Hi @ManiNuthi. If you are looking to identify source and destination cities, I would recommend looking entity roles and groups:

This is cool. But the error still persists.

I changed my samples from " I want to travel from [NYC](Source) to [LA](Destination)" to "I want to travel from [NYC]{"entity": "location", "role": "Source"} to [LA]{"entity": "location", "role": "Destination"}.

slot mapping:
    def slot_mappings(self) -> Dict[Text, Union[Dict, List[Dict]]]:
        return {
        "Source": [self.from_entity(entity="location", role="Source")],
         "Destination": [self.from_entity(entity="location", role="Destination")]
         }
 
And in order to connect with lookup, under the intent 'inform' I placed some samples similar to:
 [new york](location)
 [brroklyn](location)

And also tried in another format: 
[new york]{"entity": "location", "role": "Destination"}
[new york]{"entity": "location", "role": "Source"}

But still, the error appears.

This is my NLP pipeline:
language: te
pipeline:
  - name: SpacyNLP
  - name: SpacyTokenizer
  - name: CountVectorsFeaturizer
  - name: CountVectorsFeaturizer
    analyzer: "char_wb"
    min_ngram: 1
    max_ngram: 4
  - name: RegexFeaturizer
  - name: EntitySynonymMapper
  - name: DIETClassifier
    epochs: 130

@ManiNuthi Using entity roles and groups definitely makes sense in your case.
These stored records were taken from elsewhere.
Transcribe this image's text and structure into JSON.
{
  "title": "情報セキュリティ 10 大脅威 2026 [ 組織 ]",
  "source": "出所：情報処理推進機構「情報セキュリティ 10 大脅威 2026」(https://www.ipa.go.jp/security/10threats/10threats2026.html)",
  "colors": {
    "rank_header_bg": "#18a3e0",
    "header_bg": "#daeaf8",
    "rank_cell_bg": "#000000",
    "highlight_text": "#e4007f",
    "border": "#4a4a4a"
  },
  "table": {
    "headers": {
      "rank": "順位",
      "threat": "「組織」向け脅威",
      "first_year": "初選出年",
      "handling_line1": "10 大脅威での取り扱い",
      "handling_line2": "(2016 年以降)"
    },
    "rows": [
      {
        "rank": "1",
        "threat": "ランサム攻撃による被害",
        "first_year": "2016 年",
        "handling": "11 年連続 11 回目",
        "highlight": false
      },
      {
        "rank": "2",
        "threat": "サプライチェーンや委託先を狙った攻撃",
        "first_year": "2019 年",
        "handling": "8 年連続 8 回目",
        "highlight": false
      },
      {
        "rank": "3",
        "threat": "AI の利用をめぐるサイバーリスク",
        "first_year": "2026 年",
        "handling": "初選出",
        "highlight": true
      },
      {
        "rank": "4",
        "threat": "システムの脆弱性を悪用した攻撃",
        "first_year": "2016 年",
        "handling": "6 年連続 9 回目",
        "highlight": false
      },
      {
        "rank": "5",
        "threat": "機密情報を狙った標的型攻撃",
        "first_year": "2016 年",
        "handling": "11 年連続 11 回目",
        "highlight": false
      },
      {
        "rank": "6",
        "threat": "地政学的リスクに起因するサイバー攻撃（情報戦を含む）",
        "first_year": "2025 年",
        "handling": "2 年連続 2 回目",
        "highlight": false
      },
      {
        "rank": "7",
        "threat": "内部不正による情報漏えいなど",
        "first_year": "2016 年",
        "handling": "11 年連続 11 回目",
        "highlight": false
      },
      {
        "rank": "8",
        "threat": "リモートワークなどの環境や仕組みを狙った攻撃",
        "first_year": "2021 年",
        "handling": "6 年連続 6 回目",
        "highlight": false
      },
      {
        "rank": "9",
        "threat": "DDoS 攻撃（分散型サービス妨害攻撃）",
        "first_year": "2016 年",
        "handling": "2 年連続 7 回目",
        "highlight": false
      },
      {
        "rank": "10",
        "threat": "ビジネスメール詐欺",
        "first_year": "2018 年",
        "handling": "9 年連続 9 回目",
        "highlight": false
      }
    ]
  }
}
Can you please run your bot in debug mode (e.g. using the flag --debug), chat with it a bit and share the logs afterwards here? Thanks. That should help us to figure out what the bot is actually recognising and where the error might be.

Here I attached logs for conversation(in telugu language).

The conversation goes like this:

input: hi

bot: how can I help you

input: search train from kadiri to palasa.

logs of shell --debug:

Here are logs for a sample where it worked. input : search trains from tirupati to anakapalle.

@ManiNuthi Sorry for the late reply. Did you already fixed the issue?

According to the slots the slot mapping does not seem to be the issue. The entity extractor is simply not able to identify the entities. This might have several reasons: (1) You training data is not consistently annotated - make sure that all entities are labelled. (2) Or you have not enough examples - however you already mentioned that you added some more examples, so might not be a problem. How much entities do you have and how much examples per entity? (3) Or the pipeline is not ideal - you could try playing around with different components, parameter options. (4) Or the tokenization does not always work as expected - I am not familiar with telugu language but I guess that the tokenizer from spacy does a good job, but might be worth to double check this. Sorry, I cannot give you any better advise, but it is hard to figure our what is exactly going wrong without taking a closer look at the data.